By Josh Perry, Editor
[email protected]

Researchers at the Massachusetts Institute of Technology (MIT) in Cambridge, Mass. developed specially-designed photoswitching molecules that absorbs heat as it melts and releases thermal energy as it solidifies but only when triggered by light.

Graduate student Ce?dric Viry, Professor Jeffrey Grossman, and postdoc Grace Han, along with their collaborators, are using specially designed “photoswitching” molecules to control the release of heat from materials used to store thermal energy in devices.
(Stuart Darsch/MIT)

According to a report from the school, MIT scientists have been studying phase-change materials (PCM) as a good source for storing thermal energy but had struggled to find a means for triggering the transition to release that heat. They had also been studying photoswitching molecules as a potential solution, but it was the combination of the two that led to this latest breakthrough.

“Shine a certain wavelength of light on a photoswitch, and its shape will change,” the article explained. “The same atoms are present, but their orientation relative to one another shifts. Moreover, they’ll stay in that shifted configuration until they’re exposed to another wavelength of light. Then they’ll snap back to their original shape, releasing thermal energy in the process.”

The scientists tuned the photoswitching material so that it matches the PCM in one form but not in another. When mixed with the PCM in mismatched form, the photswitch prevents the PCM from solidifying until a wavelength of light is applied. Then, it solidifies and releases the stored heat.

“To explore the viability of that approach,” the article continued, “the researchers used a conventional PCM called tridecanoic acid and prepared a special variation of the photoswitch molecule azobenzene, which consists of two linked rings of atoms that can be in different positions with respect to one another.”

In one form, the photoswitch material’s rings are flat, but in another the rings are tilted at 56 degrees.
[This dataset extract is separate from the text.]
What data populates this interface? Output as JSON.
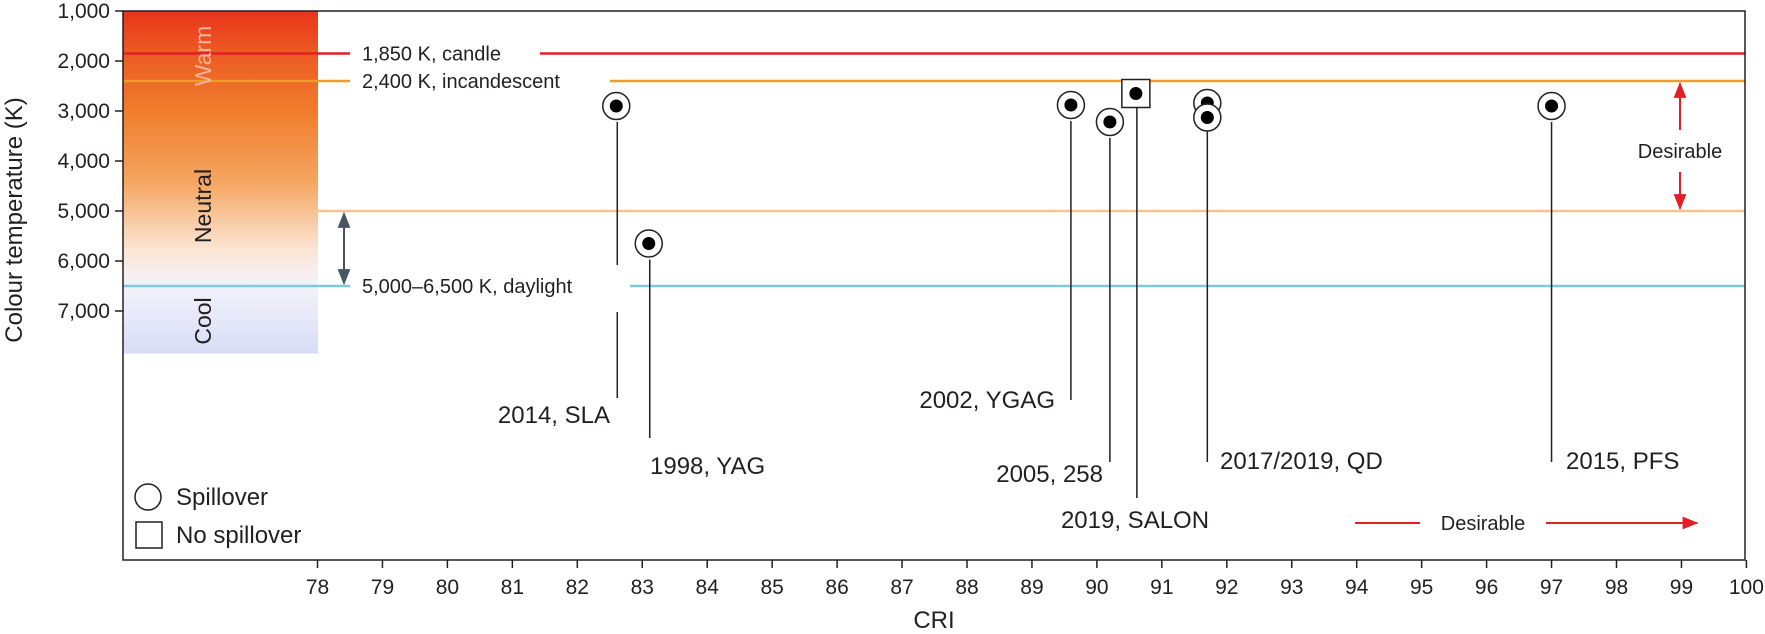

Shining ultraviolet (UV) light at the flat version and the rings twist, while shining visible light at the twisted version caused it to flatten out.

“When the PCM-azobenzene mixture, or composite, is solid with the azobenzene in its trans form, the two constituents pack together tightly,” the article said. “When heated, the composite absorbs thermal energy, and the PCM melts. Zapping it with UV light changes the azobenzene dopant from trans to cis. When that mixture cools, the cis azobenzene prevents solidification of the PCM, so the latent heat remains stored. Illumination with visible light switches the azobenzene back to its trans form. The mixture can now solidify, releasing its stored latent heat in the process.”

The concentration of photoswitch in the PCM and the exact combination of materials turned out to be critical for the process to work. While this is only at a proof of concept stage, researchers are excited about the potential applications for this development.

The research was recently published in Chemical Communications.